For most people, the daily step goal is 10,000. But the recent cohort study led by researchers from Brigham and Women’s Hospital finds more to it.
The team states that even 4,400 steps a day also help to reduce health risks. The risk of death further decreases with an average of 7,500 steps a day.
These research findings are presented at the American College of Sports Medicine Annual Meeting. They are published in JAMA Internal Medicine and available online to read.
Taking ten thousand steps a day seems impossible to many people. But even a modest number of steps also lower the mortality rate, especially in older women. This study highlights the importance of physical activity on overall health. The number of steps should not be maximum but close to average to show effects.
As per previous studies, an average American person takes 4000 to 5000 steps each day. There is no clear history behind this 10,000-step goal. Back in 1960s, a Japanese company launched a pedometer names amanopo-kei, which literally means 10,000 steps meter in the Japanese language.
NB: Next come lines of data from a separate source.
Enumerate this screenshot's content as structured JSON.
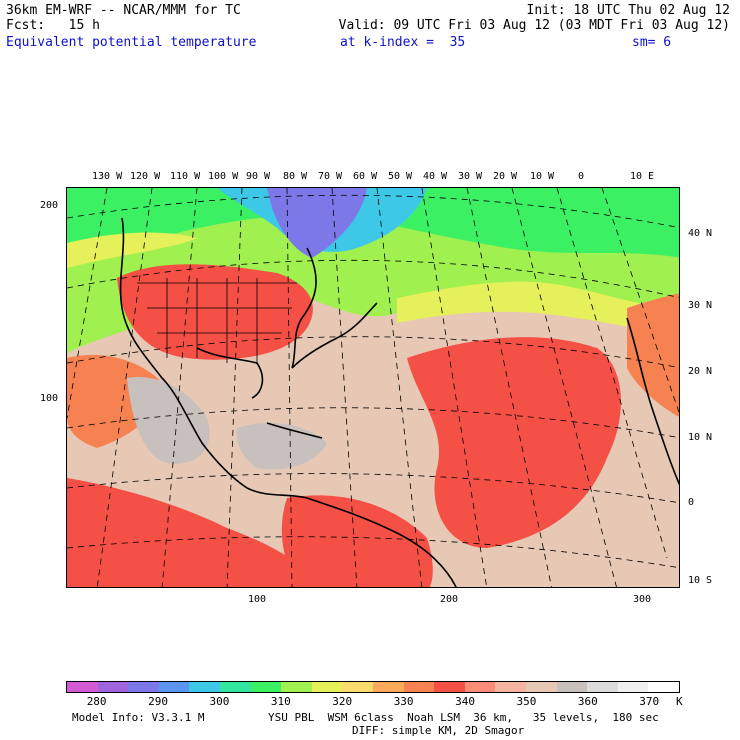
{
  "header": {
    "model": "36km EM-WRF -- NCAR/MMM for TC",
    "init": "Init: 18 UTC Thu 02 Aug 12",
    "fcst": "Fcst:   15 h",
    "valid": "Valid: 09 UTC Fri 03 Aug 12 (03 MDT Fri 03 Aug 12)",
    "field": "Equivalent potential temperature",
    "level": "at k-index =  35",
    "smooth": "sm= 6"
  },
  "map": {
    "top_lon_labels": [
      "130 W",
      "120 W",
      "110 W",
      "100 W",
      "90 W",
      "80 W",
      "70 W",
      "60 W",
      "50 W",
      "40 W",
      "30 W",
      "20 W",
      "10 W",
      "0",
      "10 E"
    ],
    "right_lat_labels": [
      "40 N",
      "30 N",
      "20 N",
      "10 N",
      "0",
      "10 S"
    ],
    "left_grid_labels": [
      "200",
      "100"
    ],
    "bottom_grid_labels": [
      "100",
      "200",
      "300"
    ]
  },
  "colorbar": {
    "labels": [
      "280",
      "290",
      "300",
      "310",
      "320",
      "330",
      "340",
      "350",
      "360",
      "370"
    ],
    "unit": "K",
    "colors": [
      "#d25ad2",
      "#a064dc",
      "#7c78e8",
      "#5a96f0",
      "#3cc8e6",
      "#32e6a0",
      "#3cf064",
      "#a0f050",
      "#e6f05a",
      "#fadc6e",
      "#faaa5a",
      "#f58250",
      "#f55046",
      "#fa8c78",
      "#f5b4a0",
      "#e6c8b4",
      "#c8c0bc",
      "#dcdcdc",
      "#f0f0f0",
      "#ffffff"
    ]
  },
  "footer": {
    "model_info": "Model Info: V3.3.1 M",
    "physics": "YSU PBL  WSM 6class  Noah LSM  36 km,   35 levels,  180 sec",
    "diffusion": "DIFF: simple KM, 2D Smagor"
  }
}
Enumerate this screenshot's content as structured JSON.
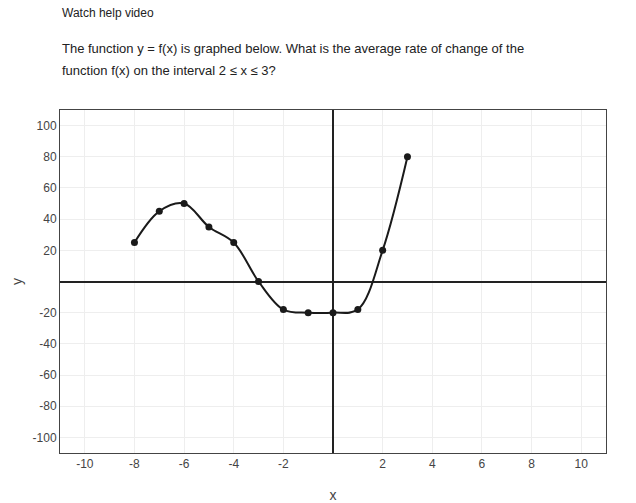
{
  "chart_data": {
    "type": "line",
    "annotations": [
      {
        "text": "Watch help video"
      },
      {
        "text": "The function y = f(x) is graphed below. What is the average rate of change of the"
      },
      {
        "text": "function f(x) on the interval 2 ≤ x ≤ 3?"
      }
    ],
    "x_label": "x",
    "y_label": "y",
    "x": [
      -8,
      -7,
      -6,
      -5,
      -4,
      -3,
      -2,
      -1,
      0,
      1,
      2,
      3
    ],
    "values": [
      25,
      45,
      50,
      35,
      25,
      0,
      -18,
      -20,
      -20,
      -18,
      20,
      80
    ],
    "color": "#1a1a1a",
    "marker": "circle",
    "line_style": "spline",
    "xlim": [
      -11,
      11
    ],
    "ylim": [
      -110,
      110
    ],
    "xticks": [
      -10,
      -8,
      -6,
      -4,
      -2,
      2,
      4,
      6,
      8,
      10
    ],
    "yticks": [
      -100,
      -80,
      -60,
      -40,
      -20,
      20,
      40,
      60,
      80,
      100
    ],
    "grid": true
  }
}
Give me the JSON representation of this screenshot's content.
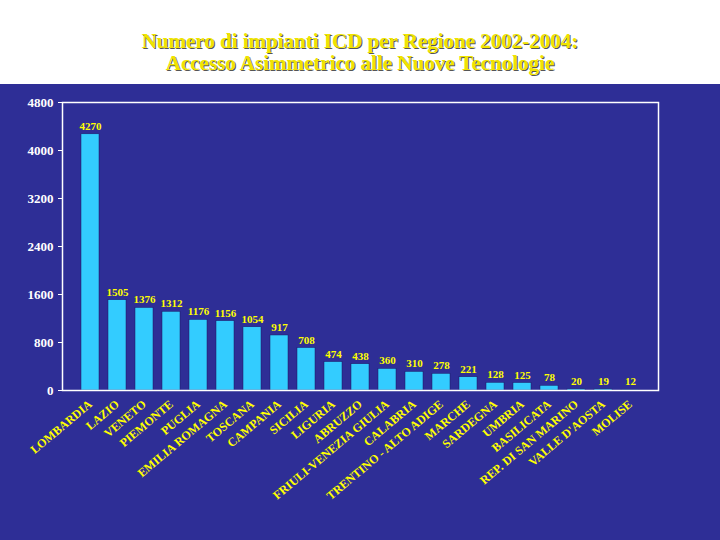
{
  "chart_data": {
    "type": "bar",
    "title": "Numero di impianti ICD per Regione 2002-2004:",
    "subtitle": "Accesso Asimmetrico alle Nuove Tecnologie",
    "categories": [
      "LOMBARDIA",
      "LAZIO",
      "VENETO",
      "PIEMONTE",
      "PUGLIA",
      "EMILIA ROMAGNA",
      "TOSCANA",
      "CAMPANIA",
      "SICILIA",
      "LIGURIA",
      "ABRUZZO",
      "FRIULI-VENEZIA GIULIA",
      "CALABRIA",
      "TRENTINO - ALTO ADIGE",
      "MARCHE",
      "SARDEGNA",
      "UMBRIA",
      "BASILICATA",
      "REP. DI SAN MARINO",
      "VALLE D'AOSTA",
      "MOLISE"
    ],
    "values": [
      4270,
      1505,
      1376,
      1312,
      1176,
      1156,
      1054,
      917,
      708,
      474,
      438,
      360,
      310,
      278,
      221,
      128,
      125,
      78,
      20,
      19,
      12
    ],
    "color": "#33ccff",
    "ylim": [
      0,
      4800
    ],
    "yticks": [
      0,
      800,
      1600,
      2400,
      3200,
      4000,
      4800
    ],
    "grid": false,
    "data_labels": true
  }
}
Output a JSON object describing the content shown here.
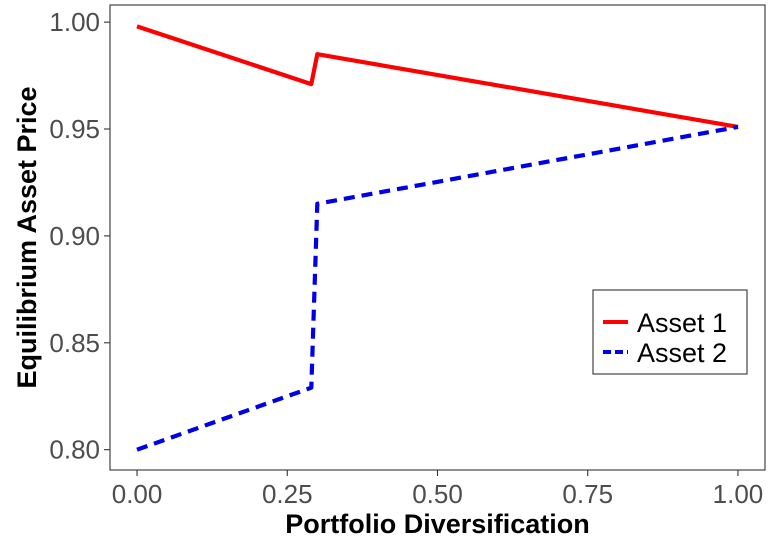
{
  "chart_data": {
    "type": "line",
    "title": "",
    "xlabel": "Portfolio Diversification",
    "ylabel": "Equilibrium Asset Price",
    "xlim": [
      -0.045,
      1.045
    ],
    "ylim": [
      0.7905,
      1.008
    ],
    "x_ticks": [
      0.0,
      0.25,
      0.5,
      0.75,
      1.0
    ],
    "x_tick_labels": [
      "0.00",
      "0.25",
      "0.50",
      "0.75",
      "1.00"
    ],
    "y_ticks": [
      0.8,
      0.85,
      0.9,
      0.95,
      1.0
    ],
    "y_tick_labels": [
      "0.80",
      "0.85",
      "0.90",
      "0.95",
      "1.00"
    ],
    "grid": false,
    "legend_position": "right",
    "series": [
      {
        "name": "Asset 1",
        "color": "#ff0000",
        "line_style": "solid",
        "x": [
          0.0,
          0.29,
          0.3,
          1.0
        ],
        "y": [
          0.998,
          0.971,
          0.985,
          0.951
        ]
      },
      {
        "name": "Asset 2",
        "color": "#0000e6",
        "line_style": "dashed",
        "x": [
          0.0,
          0.29,
          0.3,
          1.0
        ],
        "y": [
          0.8,
          0.829,
          0.915,
          0.951
        ]
      }
    ]
  }
}
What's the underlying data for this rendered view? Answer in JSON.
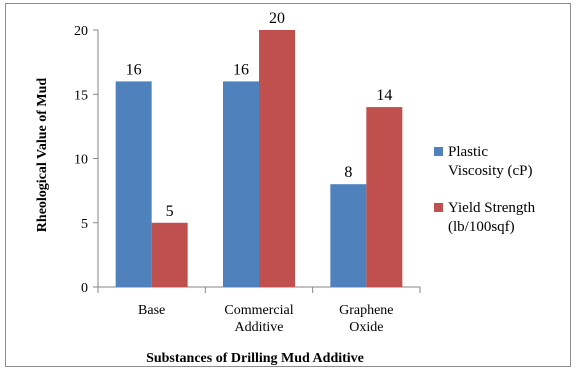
{
  "chart_data": {
    "type": "bar",
    "categories": [
      [
        "Base"
      ],
      [
        "Commercial",
        "Additive"
      ],
      [
        "Graphene",
        "Oxide"
      ]
    ],
    "series": [
      {
        "name": [
          "Plastic",
          "Viscosity (cP)"
        ],
        "values": [
          16,
          16,
          8
        ],
        "color": "#4F81BD"
      },
      {
        "name": [
          "Yield Strength",
          "(lb/100sqf)"
        ],
        "values": [
          5,
          20,
          14
        ],
        "color": "#C0504D"
      }
    ],
    "xlabel": "Substances of Drilling Mud Additive",
    "ylabel": "Rheological Value of Mud",
    "ylim": [
      0,
      20
    ],
    "yticks": [
      0,
      5,
      10,
      15,
      20
    ],
    "grid": false,
    "legend": "right"
  }
}
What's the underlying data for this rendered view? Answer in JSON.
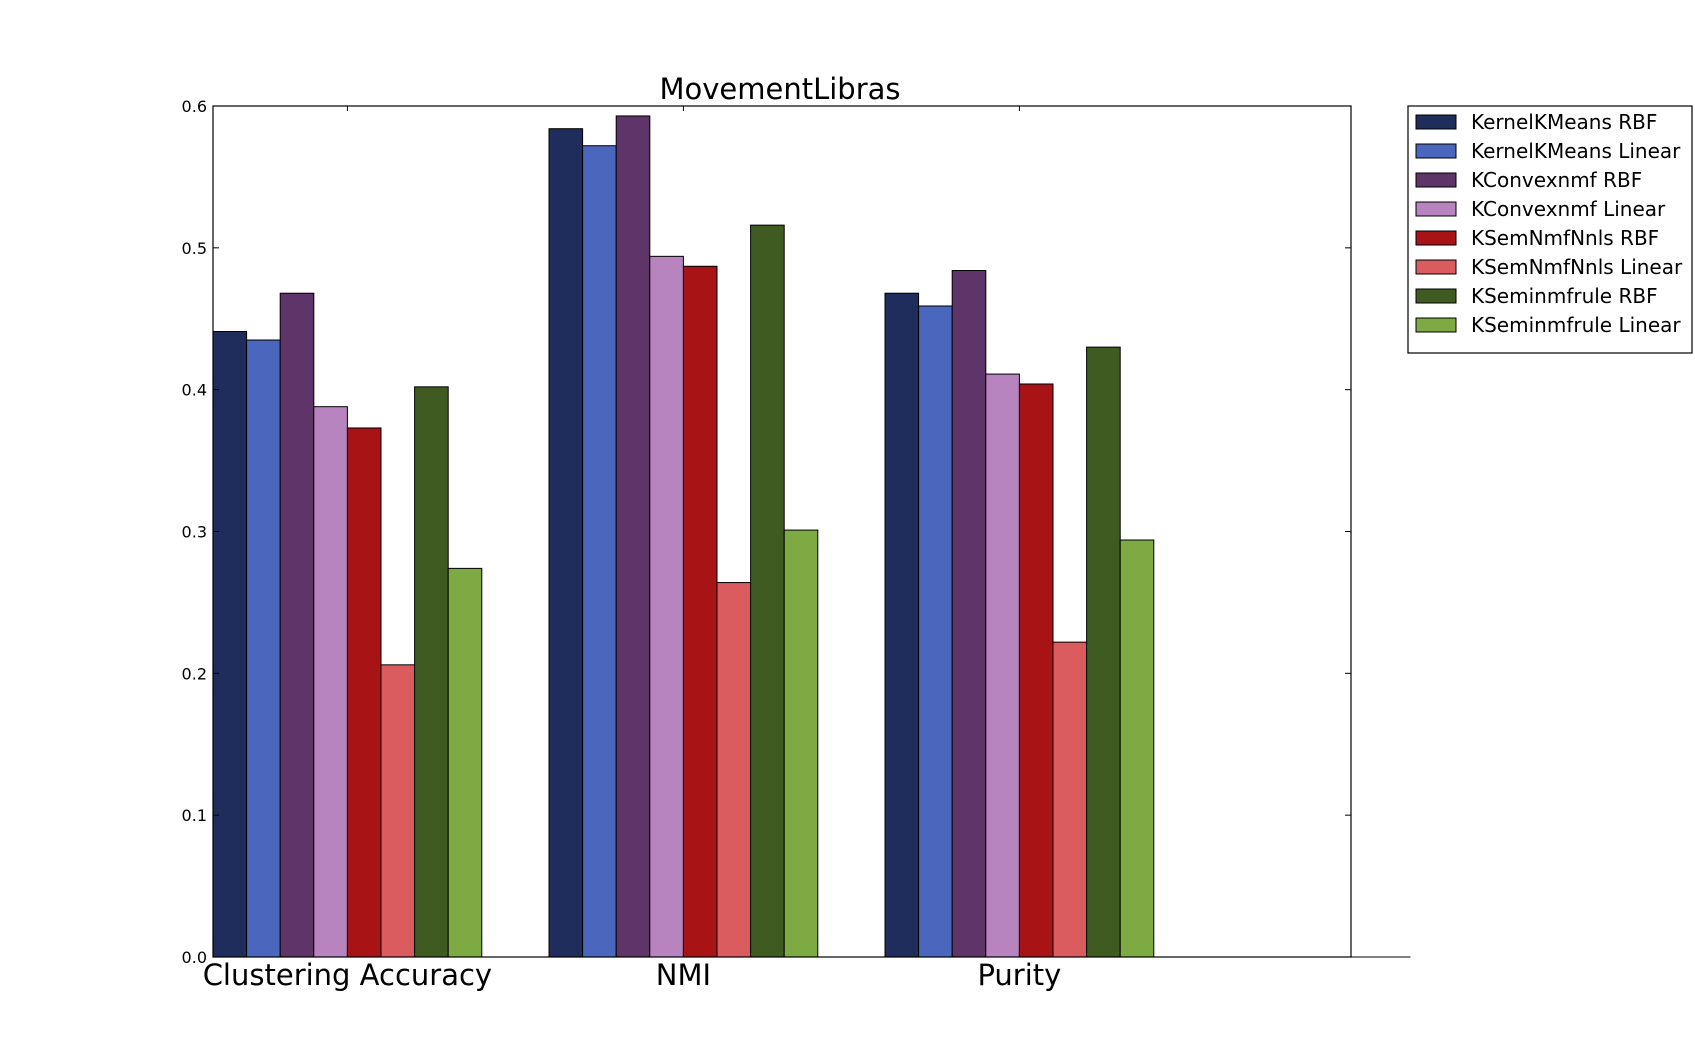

In this study, the participants were from Women’s Health Study which was a randomized trial to study the risk of cardiovascular diseases and cancer in women taking low dose aspirin and Vit E.
After the original trial, the same participants were invited for this long term study.
Till the date, around 18,000 women were tracked by wearing ActiGraph GT3X+ accelerometer gadget. It is a research grade sports device which people wear on their hips for seven days a week, during the walking time.
The research team investigated 16,741 women with an average age of 72 years for four years. During this time, some 505 women expired. The results were collected at three levels. At the bottom level (2,700 steps a day) women were at a high risk of death. Those who walked more steps (4,400 steps a day) were having a low risk of death and other health risks.
The risk was minimum in those who walked 7,500 steps daily. The researchers also found that women who walk the same steps every day, the intensity (despite fast or slow) had no risk of death.
This study was only observational and there was no such detailed correlation study between steps per day and health. However, they added various factors to ensure results such as cancer, heart diseases, diabetes, cholesterol, etc.
These studies support the previous studies which tell that physical activity has numerous short term and long term benefits on health including blood pressure
The participants of this study were older, white women. It is not necessary for the younger and diverse ethnic women to show the same results. More factors such as quality of life, diseases, and nutrition should also be considered for deep analysis.
The study authors believe that no single study stands out alone. Every experiment is one step close to accurate results. This way, every study, regardless of its size and limitations matters a lot.
Clearly, this study tells that a modest number of steps taken by older women reduce the mortality rate. This is encouraging news for people who walk 7,500 or more per day. The National Institutes of Health made the funding of this study.